I wish to see big improvements in sex education teaching which is resourced inadequately in too many schools, and often subject teachers and form tutors are launched into teaching it without adequate preparation or training (but it’s a cheap way to cover the topic). Clearly the ethics of pornography need to be analysed too as well as the value of mature relationships.
Filters should be used to screen out the most destructive sites. Whilst in an ideal world, parents would be internet savvy and regularly sit down to have meaningful and reasonable conversations with youngsters on the ethics of pornography, most are too busy and/or feel inadequate to the task.
Of course education is the key but there is a major problem with internet porn now.
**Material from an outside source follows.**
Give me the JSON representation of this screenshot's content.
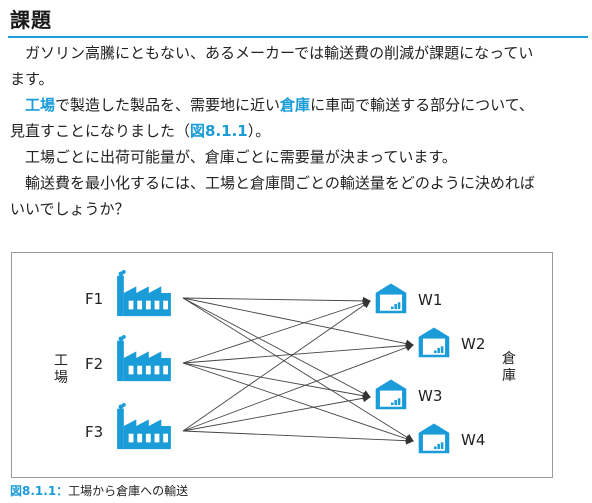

In 2013, all the teachers conferences have flagged this issue up to the Government as a result of teachers’ concerns about what pupils are viewing on screens (at home and on their I-phones, now. Teachers are witnessing the consequences of internet porn on the attitudes of teenagers now, because children/teenagers are viewing it and parents are doing little about it.
Sorry but we can’t just hope that the situation will improve and/or leave it to chance. There needs to be action taken now.
China has a large scale filtering system, with the addition, I am told, of more than a million mediators to enhance the filtering.